Слишком сложны и запутаны вопросы, мучающие чело­вечество, чтобы давать на них простые ответы. Даже русская крестьянская община, которую Герцен столь убежденно счи­тал «громоотводом», поскольку верил, что русский мужик, по крайности, не заражен и не отравлен уродливыми город­скими пороками европейского пролетариата и европейской буржуазии, — даже крестьянская община, говорит Герцен, отнюдь не спасла Россию от рабства. Большинству людей свобода не по нутру — свобода нужна только людям про­свещенным. К общественному благополучию не существует надежных, «царских» путей. Нужно стараться изо всех сил — однако всегда возможны оплошность и крах.

Стержнем вышеизложенной мысли является убеждение: самые главные вопросы, видимо, неразрешимы начисто;

можно лишь пытаться разрешить их, однако ни панацеи, предлагаемые социалистами, ни какие-либо иные умопост­роения не дают ни малейшей уверенности в том, что счастье или разумный порядок достижимы вообще — ив частной, и в общественной жизни. Это необычайное сочетание иде­ализма и скепсиса — хоть и чрезмерно страстное, однако довольно схожее с воззрениями Эразма Роттердамского, Монтеня, Монтескье — наблюдается во всех герценовских сочинениях.
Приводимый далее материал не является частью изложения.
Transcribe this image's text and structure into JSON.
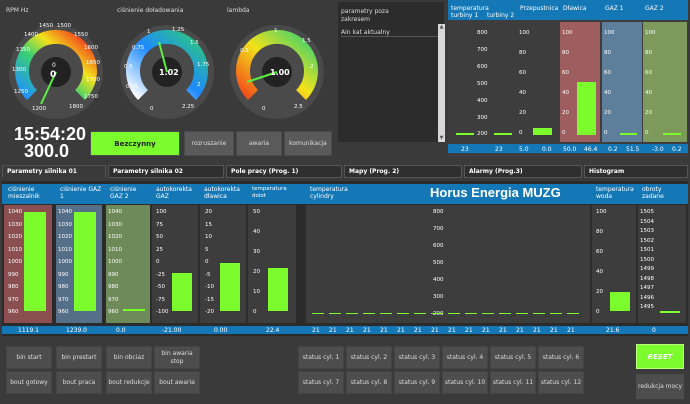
{
  "gauges": [
    {
      "label": "RPM Hz",
      "value": "0",
      "unit": "0",
      "ticks": [
        "1350",
        "1400",
        "1450",
        "1500",
        "1550",
        "1600",
        "1650",
        "1700",
        "1750",
        "1800",
        "1200",
        "1250",
        "1300"
      ]
    },
    {
      "label": "ciśnienie doładowania",
      "value": "1.02",
      "ticks": [
        "0.75",
        "1",
        "1.25",
        "1.5",
        "1.75",
        "2",
        "2.25",
        "0.5",
        "0.25",
        "0"
      ]
    },
    {
      "label": "lambda",
      "value": "1.00",
      "ticks": [
        "1",
        "1.5",
        "2",
        "2.5",
        "0.5",
        "0"
      ]
    }
  ],
  "clock": {
    "time": "15:54:20",
    "value": "300.0"
  },
  "status_buttons": [
    "Bezczynny",
    "rozruszanie",
    "awaria",
    "komunikacja"
  ],
  "alarm_panel": {
    "title": "parametry poza zakresem",
    "row": "Ain kat aktualny"
  },
  "top_bars": {
    "headers": [
      "temperatura turbiny 1",
      "turbiny 2",
      "Przepustnica",
      "Dławica",
      "GAZ 1",
      "GAZ 2"
    ],
    "ticks_temp": [
      "800",
      "700",
      "600",
      "500",
      "400",
      "300",
      "200"
    ],
    "ticks_pct": [
      "100",
      "80",
      "60",
      "40",
      "20",
      "0"
    ],
    "ticks_gaz": [
      "100",
      "80",
      "60",
      "40",
      "20",
      "0"
    ],
    "values": [
      "23",
      "23",
      "5.0",
      "0.0",
      "50.0",
      "46.4",
      "0.2",
      "51.5",
      "-3.0",
      "0.2"
    ]
  },
  "tabs": [
    "Parametry silnika 01",
    "Parametry silnika 02",
    "Pole pracy (Prog. 1)",
    "Mapy (Prog. 2)",
    "Alarmy (Prog.3)",
    "Histogram"
  ],
  "brand": "Horus Energia MUZG",
  "main_headers": [
    "ciśnienie mieszalnik",
    "ciśnienie GAZ 1",
    "ciśnienie GAZ 2",
    "autokorekta GAZ",
    "autokorekta dławica",
    "temperatura dolot",
    "temperatura cylindry",
    "temperatura woda",
    "obroty zadane"
  ],
  "main_ticks": {
    "press": [
      "1040",
      "1030",
      "1020",
      "1010",
      "1000",
      "990",
      "980",
      "970",
      "960"
    ],
    "auto": [
      "100",
      "75",
      "50",
      "25",
      "0",
      "-25",
      "-50",
      "-75",
      "-100"
    ],
    "auto2": [
      "20",
      "15",
      "10",
      "5",
      "0",
      "-5",
      "-10",
      "-15",
      "-20"
    ],
    "dolot": [
      "50",
      "40",
      "30",
      "20",
      "10",
      "0"
    ],
    "cyl": [
      "800",
      "700",
      "600",
      "500",
      "400",
      "300",
      "200"
    ],
    "woda": [
      "100",
      "80",
      "60",
      "40",
      "20",
      "0"
    ],
    "obroty": [
      "1505",
      "1504",
      "1503",
      "1502",
      "1501",
      "1500",
      "1499",
      "1498",
      "1497",
      "1496",
      "1495"
    ]
  },
  "main_values": [
    "1119.1",
    "1239.0",
    "0.0",
    "-21.00",
    "0.00",
    "22.4",
    "21",
    "21",
    "21",
    "21",
    "21",
    "21",
    "21",
    "21",
    "21",
    "21",
    "21",
    "21",
    "21",
    "21",
    "21",
    "21",
    "21.6",
    "0"
  ],
  "bottom_buttons": [
    [
      "bin start",
      "bin prestart",
      "bin obciaz",
      "bin awaria stop"
    ],
    [
      "bout gotowy",
      "bout praca",
      "bout redukcje",
      "bout awaria"
    ]
  ],
  "status_cyl": [
    [
      "status cyl. 1",
      "status cyl. 2",
      "status cyl. 3",
      "status cyl. 4",
      "status cyl. 5",
      "status cyl. 6"
    ],
    [
      "status cyl. 7",
      "status cyl. 8",
      "status cyl. 9",
      "status cyl. 10",
      "status cyl. 11",
      "status cyl. 12"
    ]
  ],
  "reset": "RESET",
  "redukcja": "redukcja mocy"
}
Герцен писал романы и повести; большей частью они уже забыты, поскольку автор не родился романистом. Художест­венная проза Герцена по всем статьям уступает произведениям его друга Тургенева — но все же имеет с ними и нечто общее. Читая тургеневские романы, вы обнаружите, что и Турге­нев не считал человеческие беды и невзгоды преходящими либо устранимыми. Базаров из «Отцов и детей» страдает и умирает; Лаврецкий из «Дворянского гнезда» пребывает под конец в меланхолической растерянности — не оттого, что не сделано чего-то спасительного и могшего быть сде­ланным, не оттого, что где-то рядом витало в воздухе готовое решение, о котором просто никто не подумал вовремя или не пожелал им воспользоваться, но потому, что, по верному замечанию Канта, «из столь кривой тесины, как та, из кото­рой сделан человек, нельзя сделать ничего прямого»[247]. Всему виною отчасти обстоятельства, отчасти натура людская, отчасти природа самой жизни. С этим нужно считаться, это следует утверждать — и просто вульгарно, а подчас и пре­ступно думать, будто всегда и всему отыщется надежное, окончательное решение.